Эта борьба с самим собой длилась несколько долгих мгновений, как вдруг… скрипнула дверь, и у порога, в клубах ворвавшегося морозного воздуха, появился очень бледный… сам Андрианов!
«Не добили, — ожил», — мелькнуло в сознании. А он, держась за косяк, едва слышно прохрипел:
— О, чегт! Я, кажется, совсем одугел от опийного дыма. Стгашно замутило. Вышел во двог, подышал, подышал свежим воздухом и — хлоп! Упал, как чугка, сильно удагился, а встать не могу. Потом почувствовал, что замегзаю, едва поднялся…
Мы смотрели на него как на привидение, явившееся с того света, не могли произнести ни слова. А он как-то тупо огляделся и закончил неуверенно:
— Вгоде чуть-чуть светает. Может, пойдем, гебята, а? Больно уж тут того — неспокойно, нехогошо…
Едва переведя дух, Валентин просипел, что ему лучше, он готов двигаться хоть сейчас. Разбудили Кузьмича. Тот спросонья ничего толком не понял, стал было спорить, что рано, но мы быстро собрали вещи, завьючили покрывшуюся за ночь изморозью лошадку и вышли до света, без завтрака. Нервы были натянуты, есть никому не хотелось.
Хозяева спали или делали вид, что спят, но провожать не вышли.
Вскоре вынырнувшее из-за горизонта солнце опалило алым заиндевевший вокруг лес и снег. Мы уходили все дальше на запад, и, несмотря на сильный мороз, дышалось удивительно легко, тревоги прошедшей ночи отступали. Тихое зимнее утро первым же лучом окрасило жизнь в розовый цвет.
После полудня, запутав следы, ушли в сторону, выбрали в лесу уютный овражек, остановились. Быстро и дружно разгребли снег, нарубили жердей, поставили легкую бязевую палатку. Соорудили из веток молодого, с неопавшим листом дуба высокую мягкую подстилку.

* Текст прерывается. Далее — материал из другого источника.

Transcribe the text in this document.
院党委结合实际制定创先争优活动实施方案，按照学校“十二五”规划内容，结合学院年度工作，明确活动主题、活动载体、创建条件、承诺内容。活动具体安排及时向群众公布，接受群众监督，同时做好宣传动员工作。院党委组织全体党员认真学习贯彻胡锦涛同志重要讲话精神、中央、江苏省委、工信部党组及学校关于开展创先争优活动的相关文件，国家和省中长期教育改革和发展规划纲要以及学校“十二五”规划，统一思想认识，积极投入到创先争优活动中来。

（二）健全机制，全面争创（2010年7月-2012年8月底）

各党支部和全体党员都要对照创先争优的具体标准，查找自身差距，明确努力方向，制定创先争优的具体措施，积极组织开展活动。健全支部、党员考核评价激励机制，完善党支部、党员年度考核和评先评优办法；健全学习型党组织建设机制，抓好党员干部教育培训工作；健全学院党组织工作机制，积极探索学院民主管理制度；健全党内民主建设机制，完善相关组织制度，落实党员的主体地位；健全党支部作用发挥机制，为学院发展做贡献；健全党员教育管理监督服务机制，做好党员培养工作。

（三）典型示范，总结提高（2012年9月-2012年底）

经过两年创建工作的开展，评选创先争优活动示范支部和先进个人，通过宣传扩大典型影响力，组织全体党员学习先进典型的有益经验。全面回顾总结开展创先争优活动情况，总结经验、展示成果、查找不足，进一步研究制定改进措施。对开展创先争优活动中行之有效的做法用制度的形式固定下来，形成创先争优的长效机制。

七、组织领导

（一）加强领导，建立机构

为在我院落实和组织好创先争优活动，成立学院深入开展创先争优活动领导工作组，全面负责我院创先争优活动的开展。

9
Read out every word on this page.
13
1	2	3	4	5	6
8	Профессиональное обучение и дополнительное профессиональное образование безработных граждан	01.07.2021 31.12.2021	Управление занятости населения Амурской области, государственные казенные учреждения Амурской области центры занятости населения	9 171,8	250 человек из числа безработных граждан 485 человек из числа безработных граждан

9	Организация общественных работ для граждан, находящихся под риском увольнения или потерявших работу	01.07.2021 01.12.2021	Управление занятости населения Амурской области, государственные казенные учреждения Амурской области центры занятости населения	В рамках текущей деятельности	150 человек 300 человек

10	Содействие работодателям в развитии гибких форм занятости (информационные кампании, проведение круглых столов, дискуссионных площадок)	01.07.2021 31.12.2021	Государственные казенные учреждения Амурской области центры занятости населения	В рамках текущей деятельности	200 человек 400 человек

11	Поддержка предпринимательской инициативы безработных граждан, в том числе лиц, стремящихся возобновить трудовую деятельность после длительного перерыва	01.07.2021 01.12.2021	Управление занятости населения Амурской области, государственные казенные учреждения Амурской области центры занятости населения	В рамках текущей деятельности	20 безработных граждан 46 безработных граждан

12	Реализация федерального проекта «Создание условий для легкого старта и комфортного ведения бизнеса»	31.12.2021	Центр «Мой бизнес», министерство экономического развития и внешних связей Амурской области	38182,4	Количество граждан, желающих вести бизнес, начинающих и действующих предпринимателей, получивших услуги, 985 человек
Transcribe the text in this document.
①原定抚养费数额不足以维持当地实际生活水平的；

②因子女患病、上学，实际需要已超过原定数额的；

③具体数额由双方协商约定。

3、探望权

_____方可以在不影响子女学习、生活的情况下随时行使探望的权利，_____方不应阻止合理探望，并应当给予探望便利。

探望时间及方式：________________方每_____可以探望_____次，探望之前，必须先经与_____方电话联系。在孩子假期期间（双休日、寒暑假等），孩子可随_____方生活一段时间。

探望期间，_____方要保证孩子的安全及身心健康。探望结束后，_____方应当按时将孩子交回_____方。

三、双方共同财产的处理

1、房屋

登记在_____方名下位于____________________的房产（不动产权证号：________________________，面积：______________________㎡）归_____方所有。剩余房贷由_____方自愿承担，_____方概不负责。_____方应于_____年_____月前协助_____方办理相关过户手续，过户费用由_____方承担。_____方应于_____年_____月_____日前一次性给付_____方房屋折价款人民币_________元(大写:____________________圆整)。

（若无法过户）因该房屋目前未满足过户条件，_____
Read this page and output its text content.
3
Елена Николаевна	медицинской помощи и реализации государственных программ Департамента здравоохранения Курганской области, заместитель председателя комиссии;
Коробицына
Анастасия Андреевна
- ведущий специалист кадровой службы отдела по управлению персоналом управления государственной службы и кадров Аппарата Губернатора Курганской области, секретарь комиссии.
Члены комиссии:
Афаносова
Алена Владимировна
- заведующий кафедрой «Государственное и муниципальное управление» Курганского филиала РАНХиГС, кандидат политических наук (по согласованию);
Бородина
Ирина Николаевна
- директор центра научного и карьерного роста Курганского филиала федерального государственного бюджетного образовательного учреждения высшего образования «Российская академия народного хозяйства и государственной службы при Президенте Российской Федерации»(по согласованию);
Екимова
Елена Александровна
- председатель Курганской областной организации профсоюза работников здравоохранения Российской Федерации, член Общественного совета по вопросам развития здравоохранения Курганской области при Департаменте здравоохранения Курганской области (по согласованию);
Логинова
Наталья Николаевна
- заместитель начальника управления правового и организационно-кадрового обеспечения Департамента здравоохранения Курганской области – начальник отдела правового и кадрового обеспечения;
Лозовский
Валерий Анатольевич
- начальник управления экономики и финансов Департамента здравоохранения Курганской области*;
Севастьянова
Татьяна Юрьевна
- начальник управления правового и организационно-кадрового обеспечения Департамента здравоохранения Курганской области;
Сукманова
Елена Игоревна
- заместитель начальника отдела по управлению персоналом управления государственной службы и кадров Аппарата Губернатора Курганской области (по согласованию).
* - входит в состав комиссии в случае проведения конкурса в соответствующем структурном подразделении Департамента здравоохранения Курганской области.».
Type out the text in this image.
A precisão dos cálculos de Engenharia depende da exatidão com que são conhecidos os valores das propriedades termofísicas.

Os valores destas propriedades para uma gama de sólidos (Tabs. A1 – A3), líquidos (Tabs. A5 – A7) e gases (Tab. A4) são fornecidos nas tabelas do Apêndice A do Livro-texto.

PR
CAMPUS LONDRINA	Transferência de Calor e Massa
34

Свалили пару сухостоин, напилили, накололи дров, и через час из трубы над коньком уже вился сизый прозрачный дымок, а порозовевшая печка сделала палатку теплым и чистым домиком.
Кузьмич и Валентин остались хозяйничать, мы с Володей налегке отправились в разные стороны на разведку.
Я описал по невысоким маньчжурским холмам изрядную петлю и повернул было к табору, как обнаружил двухдневный след стада кабанов и принялся его распутывать. Чтобы разгадать ребус, загаданный табуном чушек и поросят, требуется немалый опыт. Приходится кружить, обрезая все новые выходные следы, уметь находить те, что свежее предыдущих хотя бы на час-другой. Пока охотник не постигнет сей азбуки, ему в такой головоломке не разобраться.
Чувствовалось, что клубок распутывается, цель близка, однако солнце садилось быстро, до темноты оставались считанные минуты. И все же я шел очень осторожно и сумел заметить их на противоположном склоне овражка на расстоянии немногим больше сотни шагов. Днем это было пустяком для мощных винтовок «Ли Энфилд» калибра 303: мы уверенно били любого зверя втрое дальше. Но при таком освещении стрелять было опрометчиво, и я, маскируясь кустами и деревьями, двинулся на сближение.